Tomados sem controle, medicamentos contra disfunção erétil podem ter efeitos colaterais graves

Urologia; Cardiologia; Oncologia
Fonte: Dr. Celso Gromatzky é membro do Núcleo Avançado de Urologia do Sírio-Libanês e coordenador da Unidade de Medicina Sexual da Faculdade de Medicina do ABC
Publicado em 26/11/2014
Disfunção Erétil

A criação de novos medicamentos, a partir do final da década de 1990, revolucionou o tratamento da disfunção erétil, um problema que afeta 45% dos homens brasileiros, segundo o Ministério da Saúde. O uso desses fármacos representa uma solução eficaz para cerca de 75% dos casos. Mas, se usados sem indicação e controle podem trazer graves danos à saúde, informa o dr.

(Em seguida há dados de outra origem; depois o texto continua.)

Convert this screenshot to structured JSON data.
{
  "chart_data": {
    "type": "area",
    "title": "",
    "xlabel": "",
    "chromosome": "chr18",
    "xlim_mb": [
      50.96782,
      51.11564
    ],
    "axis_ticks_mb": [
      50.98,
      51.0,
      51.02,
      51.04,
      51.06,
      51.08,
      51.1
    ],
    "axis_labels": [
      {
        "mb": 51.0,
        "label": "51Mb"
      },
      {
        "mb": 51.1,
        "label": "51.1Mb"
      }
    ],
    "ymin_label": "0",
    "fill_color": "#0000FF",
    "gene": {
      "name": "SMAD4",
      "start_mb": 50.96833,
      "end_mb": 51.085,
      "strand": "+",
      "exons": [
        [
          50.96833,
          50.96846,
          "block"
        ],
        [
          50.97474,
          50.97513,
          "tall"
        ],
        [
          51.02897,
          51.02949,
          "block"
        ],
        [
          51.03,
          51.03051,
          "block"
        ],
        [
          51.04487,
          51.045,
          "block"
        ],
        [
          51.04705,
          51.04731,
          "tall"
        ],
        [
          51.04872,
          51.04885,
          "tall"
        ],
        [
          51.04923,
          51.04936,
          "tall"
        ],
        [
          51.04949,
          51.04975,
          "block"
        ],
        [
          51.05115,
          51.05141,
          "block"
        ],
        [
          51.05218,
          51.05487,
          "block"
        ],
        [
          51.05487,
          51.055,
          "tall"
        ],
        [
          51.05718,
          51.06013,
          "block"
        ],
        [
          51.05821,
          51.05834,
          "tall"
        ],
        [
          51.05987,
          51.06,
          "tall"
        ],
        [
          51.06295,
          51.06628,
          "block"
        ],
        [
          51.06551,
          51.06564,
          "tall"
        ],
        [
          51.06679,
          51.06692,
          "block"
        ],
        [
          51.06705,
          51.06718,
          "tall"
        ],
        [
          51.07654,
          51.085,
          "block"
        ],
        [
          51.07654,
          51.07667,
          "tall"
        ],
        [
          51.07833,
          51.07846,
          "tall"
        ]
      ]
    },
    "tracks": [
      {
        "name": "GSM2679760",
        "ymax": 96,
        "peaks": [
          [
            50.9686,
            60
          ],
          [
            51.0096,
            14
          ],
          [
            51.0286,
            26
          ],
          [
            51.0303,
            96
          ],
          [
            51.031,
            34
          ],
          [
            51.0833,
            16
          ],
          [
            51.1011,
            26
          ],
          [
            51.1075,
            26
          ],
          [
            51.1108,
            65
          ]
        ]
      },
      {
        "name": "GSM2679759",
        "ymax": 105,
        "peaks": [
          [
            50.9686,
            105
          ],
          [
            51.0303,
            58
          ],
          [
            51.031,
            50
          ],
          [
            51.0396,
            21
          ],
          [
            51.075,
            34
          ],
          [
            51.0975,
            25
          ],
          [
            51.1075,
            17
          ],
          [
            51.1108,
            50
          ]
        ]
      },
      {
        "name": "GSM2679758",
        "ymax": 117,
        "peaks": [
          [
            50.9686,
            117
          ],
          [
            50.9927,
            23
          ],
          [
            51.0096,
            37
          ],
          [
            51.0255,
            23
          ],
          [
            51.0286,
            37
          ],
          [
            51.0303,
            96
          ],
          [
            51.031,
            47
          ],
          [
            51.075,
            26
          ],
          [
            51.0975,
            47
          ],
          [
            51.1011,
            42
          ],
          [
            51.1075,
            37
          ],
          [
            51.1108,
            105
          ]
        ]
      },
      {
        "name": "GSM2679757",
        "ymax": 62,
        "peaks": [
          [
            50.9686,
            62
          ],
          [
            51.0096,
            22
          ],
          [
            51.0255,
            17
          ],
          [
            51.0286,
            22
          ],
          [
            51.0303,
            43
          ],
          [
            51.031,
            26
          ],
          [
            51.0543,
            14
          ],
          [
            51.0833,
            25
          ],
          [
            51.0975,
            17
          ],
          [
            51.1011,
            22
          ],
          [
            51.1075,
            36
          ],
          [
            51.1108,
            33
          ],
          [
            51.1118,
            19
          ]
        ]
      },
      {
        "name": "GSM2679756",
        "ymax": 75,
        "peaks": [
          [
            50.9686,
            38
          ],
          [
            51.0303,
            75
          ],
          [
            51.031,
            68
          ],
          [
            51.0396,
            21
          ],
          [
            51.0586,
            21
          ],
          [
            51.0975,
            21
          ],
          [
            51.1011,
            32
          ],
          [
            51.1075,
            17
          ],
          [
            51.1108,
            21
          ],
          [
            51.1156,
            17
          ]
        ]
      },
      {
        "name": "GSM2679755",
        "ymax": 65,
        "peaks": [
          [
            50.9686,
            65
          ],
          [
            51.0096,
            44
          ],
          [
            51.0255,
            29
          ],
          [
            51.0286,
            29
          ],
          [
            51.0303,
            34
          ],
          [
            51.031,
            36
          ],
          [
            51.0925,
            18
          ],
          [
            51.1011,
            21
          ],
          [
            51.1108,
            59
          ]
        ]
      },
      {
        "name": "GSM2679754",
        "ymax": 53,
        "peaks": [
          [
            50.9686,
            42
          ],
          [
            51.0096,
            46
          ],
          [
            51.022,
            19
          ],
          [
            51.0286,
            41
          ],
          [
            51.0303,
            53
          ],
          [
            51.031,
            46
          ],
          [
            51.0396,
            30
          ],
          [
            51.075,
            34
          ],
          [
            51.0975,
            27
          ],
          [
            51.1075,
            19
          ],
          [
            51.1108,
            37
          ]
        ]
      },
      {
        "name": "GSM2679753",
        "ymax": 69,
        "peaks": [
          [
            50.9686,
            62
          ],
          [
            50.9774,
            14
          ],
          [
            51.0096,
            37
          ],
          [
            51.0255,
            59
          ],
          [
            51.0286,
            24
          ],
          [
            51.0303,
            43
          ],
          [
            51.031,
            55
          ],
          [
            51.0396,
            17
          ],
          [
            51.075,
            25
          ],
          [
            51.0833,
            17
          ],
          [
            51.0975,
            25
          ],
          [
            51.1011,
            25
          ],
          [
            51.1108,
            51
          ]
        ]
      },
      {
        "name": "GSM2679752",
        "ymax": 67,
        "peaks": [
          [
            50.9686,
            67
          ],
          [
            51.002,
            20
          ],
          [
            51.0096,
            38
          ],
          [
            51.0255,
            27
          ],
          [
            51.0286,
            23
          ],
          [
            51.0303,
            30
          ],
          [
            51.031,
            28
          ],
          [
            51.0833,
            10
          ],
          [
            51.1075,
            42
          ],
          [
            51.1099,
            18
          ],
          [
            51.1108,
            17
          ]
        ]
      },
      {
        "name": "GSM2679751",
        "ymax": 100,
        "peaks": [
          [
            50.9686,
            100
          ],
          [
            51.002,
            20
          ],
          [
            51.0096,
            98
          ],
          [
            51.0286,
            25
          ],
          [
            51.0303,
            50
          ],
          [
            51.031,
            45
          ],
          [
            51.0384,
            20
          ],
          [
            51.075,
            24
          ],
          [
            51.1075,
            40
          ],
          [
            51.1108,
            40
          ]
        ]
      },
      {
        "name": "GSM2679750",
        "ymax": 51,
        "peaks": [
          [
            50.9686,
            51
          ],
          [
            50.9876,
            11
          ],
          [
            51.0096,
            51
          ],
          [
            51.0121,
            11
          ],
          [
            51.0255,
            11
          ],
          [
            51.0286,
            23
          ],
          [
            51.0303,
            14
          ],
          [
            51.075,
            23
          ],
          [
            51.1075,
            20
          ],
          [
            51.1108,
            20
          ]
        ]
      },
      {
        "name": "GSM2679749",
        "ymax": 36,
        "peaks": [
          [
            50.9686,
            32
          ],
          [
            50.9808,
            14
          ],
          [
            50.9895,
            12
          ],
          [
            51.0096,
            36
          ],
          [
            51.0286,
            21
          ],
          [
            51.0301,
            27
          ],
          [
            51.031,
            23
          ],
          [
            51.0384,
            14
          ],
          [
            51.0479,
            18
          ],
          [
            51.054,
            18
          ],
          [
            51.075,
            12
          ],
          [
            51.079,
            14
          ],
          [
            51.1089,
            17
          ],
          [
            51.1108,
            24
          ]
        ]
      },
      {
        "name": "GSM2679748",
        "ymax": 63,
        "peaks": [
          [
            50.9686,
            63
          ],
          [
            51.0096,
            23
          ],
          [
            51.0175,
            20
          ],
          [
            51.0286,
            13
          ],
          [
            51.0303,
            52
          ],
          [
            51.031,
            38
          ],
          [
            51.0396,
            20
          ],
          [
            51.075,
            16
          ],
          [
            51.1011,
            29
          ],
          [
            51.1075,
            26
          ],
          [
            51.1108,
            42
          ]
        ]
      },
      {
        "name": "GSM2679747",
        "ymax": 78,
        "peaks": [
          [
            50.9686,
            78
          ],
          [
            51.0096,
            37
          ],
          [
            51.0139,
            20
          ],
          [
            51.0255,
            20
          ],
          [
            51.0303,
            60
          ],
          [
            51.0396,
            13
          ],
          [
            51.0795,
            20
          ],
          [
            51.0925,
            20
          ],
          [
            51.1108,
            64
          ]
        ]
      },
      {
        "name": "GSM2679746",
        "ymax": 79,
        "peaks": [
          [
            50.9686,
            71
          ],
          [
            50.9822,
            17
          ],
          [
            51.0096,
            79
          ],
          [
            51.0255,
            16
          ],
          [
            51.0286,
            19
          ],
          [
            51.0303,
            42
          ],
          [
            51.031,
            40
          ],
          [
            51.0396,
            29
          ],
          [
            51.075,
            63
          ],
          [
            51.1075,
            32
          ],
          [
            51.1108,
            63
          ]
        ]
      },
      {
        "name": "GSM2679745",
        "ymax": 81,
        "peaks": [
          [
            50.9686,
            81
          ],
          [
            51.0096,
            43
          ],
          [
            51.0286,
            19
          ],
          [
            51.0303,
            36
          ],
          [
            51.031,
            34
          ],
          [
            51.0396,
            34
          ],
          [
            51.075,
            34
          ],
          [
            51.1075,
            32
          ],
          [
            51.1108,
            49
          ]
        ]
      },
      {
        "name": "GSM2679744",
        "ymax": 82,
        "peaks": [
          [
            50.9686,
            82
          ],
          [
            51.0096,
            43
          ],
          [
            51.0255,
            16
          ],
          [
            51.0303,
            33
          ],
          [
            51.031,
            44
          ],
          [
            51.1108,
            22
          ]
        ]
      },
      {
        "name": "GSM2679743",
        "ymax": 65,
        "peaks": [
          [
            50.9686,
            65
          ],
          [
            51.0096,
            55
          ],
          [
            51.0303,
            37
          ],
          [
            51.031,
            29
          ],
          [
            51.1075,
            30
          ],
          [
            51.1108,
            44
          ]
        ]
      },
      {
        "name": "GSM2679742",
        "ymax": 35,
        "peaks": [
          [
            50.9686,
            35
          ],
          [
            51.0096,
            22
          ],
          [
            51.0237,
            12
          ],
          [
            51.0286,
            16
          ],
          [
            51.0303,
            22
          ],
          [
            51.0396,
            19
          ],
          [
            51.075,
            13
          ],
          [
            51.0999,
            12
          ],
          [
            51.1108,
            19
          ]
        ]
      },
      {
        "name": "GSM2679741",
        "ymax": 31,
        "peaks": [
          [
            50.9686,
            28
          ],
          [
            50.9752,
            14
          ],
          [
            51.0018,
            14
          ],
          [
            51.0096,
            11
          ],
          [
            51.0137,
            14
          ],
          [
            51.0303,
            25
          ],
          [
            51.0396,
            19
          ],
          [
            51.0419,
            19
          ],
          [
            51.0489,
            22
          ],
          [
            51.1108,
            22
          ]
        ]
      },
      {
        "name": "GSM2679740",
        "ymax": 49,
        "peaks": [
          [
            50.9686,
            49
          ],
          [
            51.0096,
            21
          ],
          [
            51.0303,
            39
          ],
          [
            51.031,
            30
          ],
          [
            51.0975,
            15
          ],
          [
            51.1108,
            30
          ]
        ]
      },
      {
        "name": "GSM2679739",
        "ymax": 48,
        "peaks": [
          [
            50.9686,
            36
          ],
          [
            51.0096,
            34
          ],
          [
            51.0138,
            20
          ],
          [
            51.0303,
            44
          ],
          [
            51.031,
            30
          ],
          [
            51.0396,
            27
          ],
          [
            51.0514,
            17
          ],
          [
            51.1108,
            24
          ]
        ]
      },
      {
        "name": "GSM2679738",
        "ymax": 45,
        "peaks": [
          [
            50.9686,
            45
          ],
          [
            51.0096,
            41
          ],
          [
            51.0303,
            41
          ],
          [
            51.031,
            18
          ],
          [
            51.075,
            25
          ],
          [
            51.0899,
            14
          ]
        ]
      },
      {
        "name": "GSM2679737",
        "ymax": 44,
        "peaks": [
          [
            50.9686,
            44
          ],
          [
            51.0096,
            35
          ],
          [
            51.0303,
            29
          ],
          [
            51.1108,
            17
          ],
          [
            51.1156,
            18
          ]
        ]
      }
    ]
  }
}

Celso Gromatzky, membro do Núcleo Avançado de Urologia do Sírio-Libanês.

O alerta é necessário porque esses medicamentos estão sendo indevidamente usados por homens que têm ereções normalmente, mas gostariam de melhorar sua performance sexual, ou por jovens que estão iniciando a vida sexual e se sentem inseguros.

Apesar de ajudar nesses casos, o uso descontrolado dos chamados inibidores da fosfodiesterase tipo 5 (iF5) pode estar associado a um aumento dos efeitos colaterais, como dores de cabeça, dores de estômago e musculares, calor e rubor facial e até mesmo criar uma dependência psicológica do produto.

“Esses medicamentos não devem ser tomados por pessoas saudáveis, muito menos sem acompanhamento médico”, enfatiza o dr. Gromatzky.

Para o urologista, no entanto, a maior preocupação está no uso dos iF5 para “contrabalançar” o efeito de álcool e das drogas ilícitas, que coloca o indivíduo em uma situação de maior risco. “Pessoas com esse perfil necessitam de encaminhamento para atenção médica especializada”, ressalta.

Atenção para quem tem problema cardíaco ou respiratório

Os medicamentos contra disfunção erétil, se ingeridos por pacientes cardíacos que fazem uso de algum remédio à base de nitrato, podem causar uma queda súbita da pressão arterial, colocando a vida do paciente em risco. Mesmo os cardiopatas que não usam nitrato, assim como os homens com doenças respiratórias, devem procurar ajuda médica antes de começar a tomar os iF5, informa o dr. Gromatzky.

“É que muitos desses pacientes podem ter alguma limitação aos esforços físicos relacionados à atividade sexual, exigindo alguns cuidados especiais”, justifica.

No Brasil, os iF5 vendidos nas farmácias são: sildenafila (Viagra®), tadalafila (Cialis®), vardenafila (Levitra®) e iodenafila (Helleva®). Para pacientes com disfunção erétil que não respondem bem a esses medicamentos, existem alternativas, como injeções diretamente no pênis ou colocação de próteses penianas.

O Núcleo de Urologia do Sírio-Libanês está preparado para entender a origem da disfunção erétil e discutir a intervenção mais indicada para cada paciente. Com profissionais especializados em medicina sexual masculina, o serviço oferece exames diagnósticos e tratamentos para os distúrbios da ereção, da ejaculação, do orgasmo e das deformidades dos órgãos genitais masculinos, sejam elas congênitas, sejam adquiridas.

Em agosto, o Sírio-Libanês realizou o Simpósio Internacional de Câncer de Próstata , quando especialistas do Brasil e Estados Unidos discutiram amplamente a recuperação da função erétil após o tratamento do câncer.

O Núcleo de Urologia também atua em parceria com outras áreas da instituição, como o Centro de Diabetes e o Centro de Acompanhamento da saúde e Check-up , promovendo reuniões e ações de integração no campo da medicina sexual.